Estaba atónita tras las palabras de mi madre, pero preferí callarme. “No discutiré, no discutiré.”
—Ah, muy bien. ¿Y qué más?, ¿va a los talleres de memoria?, ¿hace ejercicio?
—No, los talleres de memoria los he dejado este año, no me valen para nada
Iba a explotar de un momento a otro, pero no, no podía hacerlo. “No discutiré, no discutiré.”
—No me mires así —me dijo—. Fui al ayuntamiento, el chico que estaba en Información me comentó que él, que está acostumbrado a tratar mucho con abuelos, me aseguraba que ese taller no me hacía falta.
—¿Cómo?
—No me mires así —repitió—. Esto es una sorpresa que tenía que darte.
¿Sorpresa? Vamos, esto no era una sorpresa; una sorpresa es un reloj debajo de la almohada, una piruleta de corazón un lunes por la tarde o un libro en el cajón de la mesa de la oficina a las ocho. Que tu madre deje los talleres de memoria —básicos para que recuerde su nombre— y se apunte a Tai-Chi no es una sorpresa, es un tratamiento de choque.
La doctora me preguntó sobre el estado de mi madre. Antes de eso, para evitar problemas con mi madre y que escuchara mi relato, la acompañó a salir de la consulta. Luego repitió el proceso pero a la inversa. La última frase de mi madre antes salir de la consulta fue: “estoy mejor, me estoy curando”. La alegría de mi madre contrastaba con mi estado. Mi enfado crecía a cada segundo que pasaba y solo era capaz de preguntarme una y otra vez por qué pago por un servicio médico que cada año cambia al doctor y, encima, pone a médicos en prácticas a atender solos a los pacientes. Pero el día no había acabado.

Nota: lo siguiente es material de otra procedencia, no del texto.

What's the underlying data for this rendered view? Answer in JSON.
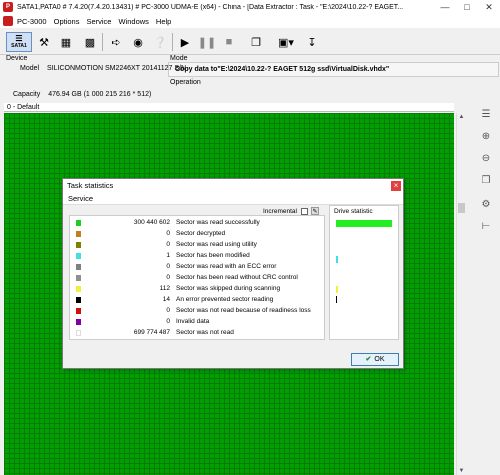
{
  "window": {
    "title": "SATA1,PATA0 # 7.4.20(7.4.20.13431) # PC-3000 UDMA-E (x64) - China - [Data Extractor : Task - \"E:\\2024\\10.22-? EAGET...",
    "app_name": "PC-3000"
  },
  "menu": {
    "items": [
      "Options",
      "Service",
      "Windows",
      "Help"
    ]
  },
  "toolbar": {
    "sata_label": "SATA1"
  },
  "device": {
    "section_label": "Device",
    "model_label": "Model",
    "model_value": "SILICONMOTION SM2246XT 20141127 S/N",
    "capacity_label": "Capacity",
    "capacity_value": "476.94 GB (1 000 215 216 * 512)"
  },
  "mode": {
    "section_label": "Mode",
    "value": "Copy data to\"E:\\2024\\10.22-? EAGET 512g ssd\\VirtualDisk.vhdx\"",
    "operation_label": "Operation"
  },
  "sector_map": {
    "header": "0 - Default"
  },
  "dialog": {
    "title": "Task statistics",
    "tab": "Service",
    "incremental_label": "Incremental",
    "drive_statistic_label": "Drive statistic",
    "ok_label": "OK",
    "stats": [
      {
        "color": "#22cc22",
        "value": "300 440 602",
        "desc": "Sector was read successfully"
      },
      {
        "color": "#c08020",
        "value": "0",
        "desc": "Sector decrypted"
      },
      {
        "color": "#808000",
        "value": "0",
        "desc": "Sector was read using utility"
      },
      {
        "color": "#40e0e0",
        "value": "1",
        "desc": "Sector has been modified"
      },
      {
        "color": "#808080",
        "value": "0",
        "desc": "Sector was read with an ECC error"
      },
      {
        "color": "#909090",
        "value": "0",
        "desc": "Sector has been read without CRC control"
      },
      {
        "color": "#f0f040",
        "value": "112",
        "desc": "Sector was skipped during scanning"
      },
      {
        "color": "#000000",
        "value": "14",
        "desc": "An error prevented sector reading"
      },
      {
        "color": "#d01010",
        "value": "0",
        "desc": "Sector was not read because of readiness loss"
      },
      {
        "color": "#8000a0",
        "value": "0",
        "desc": "Invalid data"
      },
      {
        "color": "#ffffff",
        "value": "699 774 487",
        "desc": "Sector was not read"
      }
    ]
  },
  "colors": {
    "sector_green": "#00a000",
    "drive_bar_success": "#22ee22"
  }
}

—¿Qué hacemos ahora? —preguntó con el mismo tono de aquel anuncio que decía: "y el Madrid qué, ¿otra vez campeón de Europa?
—Vamos a cocinar, mamá.
—Ah, sí…
—¿Por qué sacas un cuaderno? —dijo sorprendida mi madre.
—Dadas las circunstancias, madre, me parece necesario. No quiero perder esta receta y tú estás por olvidarla, así que algo habrá que hacer.
—Estoy estupendamente, ya has oído a la doctora.
—Oye, mamá, abramos una botellita de Protos, que esto de las patatas así es más divertido.
Y así, poco a poco, gracias al Ribera del Duero, recuperé el control de la situación, cocinamos patatas a lo pobre, apunté la receta, no discutí con mi madre y volví a mi casa relajada y tranquila. Todo, sin haber pasado por el centro comercial más cercano a ahogar mis penas en bolsas de Zara, Benetton o Geox, algo que agradeció mi Visa y sobre todo la salud de mi cuenta bancaria.
Estimado Protos, una vez más, gracias… sin ti, no lo hubiera conseguido.